Saturday 3 January 2015

The Clutter Project introduction

The clutter project started as an idea just over a year ago, soon after I moved house. I found myself surrounded by bags and boxes of mostly unsorted stuff, because no matter how organised I had tried to be before the move, and despite the fact that it probably took me longer than anyone in history to take all my belongings from one house to the other, there still came a time when everything that was left got thrown randomly into whatever container it fitted in and sat for far too long in a pile in whatever corner was free when it arrived.
There were clothes that I'd forgotten I ever owned; mountains of paper that I had intended sorting and dumping before the move; missing toy parts; old shoes; photos; books; dvds and games; art supplies; artworks, mirrors and other items that had come down from the old house walls but might not find space on the new ones; saucepans and kitchen accessories which couldn't fit in my now tiny kitchen space; lamps and lamp shades; garden tools and seeds; bedclothes, curtains and throws; jewellery and perfume; candles; ornaments; roller skates and all kinds of assorted bits and pieces which don't appear to belong any where.
Look at the photo for example. In this one small pile there's a rusted millennium 50p from 1988; a conker; a paint tester pot; an old phone; a Harry Potter Lego piece; a necklace I loved, that's at least 20 years old; never used headphones; a bead; a strange piece of metal that must be for something and a piece of fabric with sample machine stitches that I have no recollection of ever seeing before.
I've just bought my first house after years of renting and it's smaller than where we left, needs a lot of work but has a great big garden and lots of potential. The rooms seemed big enough until all our 'stuff' arrived. At first I resisted the urge to shove it all in the attic before sorting out what to keep, then I shoved it all in the attic. It all had to come down again a few months later for insulation to go in and most of it was piled in the bathroom and bedrooms. It's now some what sorted and back in the attic.

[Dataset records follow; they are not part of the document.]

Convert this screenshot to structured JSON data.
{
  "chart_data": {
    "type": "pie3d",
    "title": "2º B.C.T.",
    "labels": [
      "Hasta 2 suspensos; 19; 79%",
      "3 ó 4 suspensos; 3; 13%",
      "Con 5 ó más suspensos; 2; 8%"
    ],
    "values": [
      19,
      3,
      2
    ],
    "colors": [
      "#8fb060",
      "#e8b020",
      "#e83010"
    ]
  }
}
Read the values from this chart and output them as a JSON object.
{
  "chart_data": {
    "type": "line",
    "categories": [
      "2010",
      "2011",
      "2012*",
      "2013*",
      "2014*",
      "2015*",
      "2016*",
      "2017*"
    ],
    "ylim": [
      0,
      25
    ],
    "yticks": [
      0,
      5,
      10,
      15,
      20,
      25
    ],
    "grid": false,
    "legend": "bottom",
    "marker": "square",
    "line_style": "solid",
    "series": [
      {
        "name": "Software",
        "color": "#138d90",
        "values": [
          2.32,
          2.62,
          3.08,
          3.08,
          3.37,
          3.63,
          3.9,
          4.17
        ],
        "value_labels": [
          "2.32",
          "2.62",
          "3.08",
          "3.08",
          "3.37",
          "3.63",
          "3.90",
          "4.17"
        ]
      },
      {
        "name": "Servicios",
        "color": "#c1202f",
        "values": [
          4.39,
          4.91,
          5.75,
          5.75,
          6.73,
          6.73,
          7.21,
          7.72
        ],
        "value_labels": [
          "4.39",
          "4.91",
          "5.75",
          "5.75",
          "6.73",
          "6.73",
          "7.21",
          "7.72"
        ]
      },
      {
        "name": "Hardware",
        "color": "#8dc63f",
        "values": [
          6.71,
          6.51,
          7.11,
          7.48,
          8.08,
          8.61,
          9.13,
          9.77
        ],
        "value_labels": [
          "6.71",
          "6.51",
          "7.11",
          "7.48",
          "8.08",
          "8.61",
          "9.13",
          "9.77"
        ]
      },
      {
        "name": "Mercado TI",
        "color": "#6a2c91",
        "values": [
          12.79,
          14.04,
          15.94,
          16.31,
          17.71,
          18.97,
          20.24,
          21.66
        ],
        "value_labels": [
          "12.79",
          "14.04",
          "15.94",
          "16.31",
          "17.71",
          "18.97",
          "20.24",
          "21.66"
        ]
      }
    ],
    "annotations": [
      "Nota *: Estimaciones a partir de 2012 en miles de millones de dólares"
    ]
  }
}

Looking at the clutter daily led me, among other things, to question the way most of us live. We spend a lot of our time amassing our personal collection of consumer items and a lot more time hiding all these away from sight, spending more money on big houses with lots of space for storage, so that we can decorate them in a minimalist style. Most people are on a constant quest to clean and declutter their homes, while they also continue to buy more and more things they don't really need.
So the clutter project started as an observation on consumerism and materialism, but it is also about celebrating the beauty in the ordinary, the things we often ignore or hide. This is my stuff, a visible reflection of my life so far.  Many of the objects have strong memories attached, others were interesting or useful enough to be kept for themselves or sometimes just in case they would be necessary for some unknown reason later. The clutter project is a means of documenting my identity expressed through the objects I've collected in life, but apart from that the random juxtaposition of colours and textures in the clutter were worth recording and so the project began with a series of photos of my clutter and is slowly developing into a collection of artworks. I want to acknowledge the bursary I received from Longford Arts Office which gave me the push I needed to get going, and more confidence in my abilities to succeed, as well as financial assistance. This blog is to record the process, and my thoughts on it as these take shape.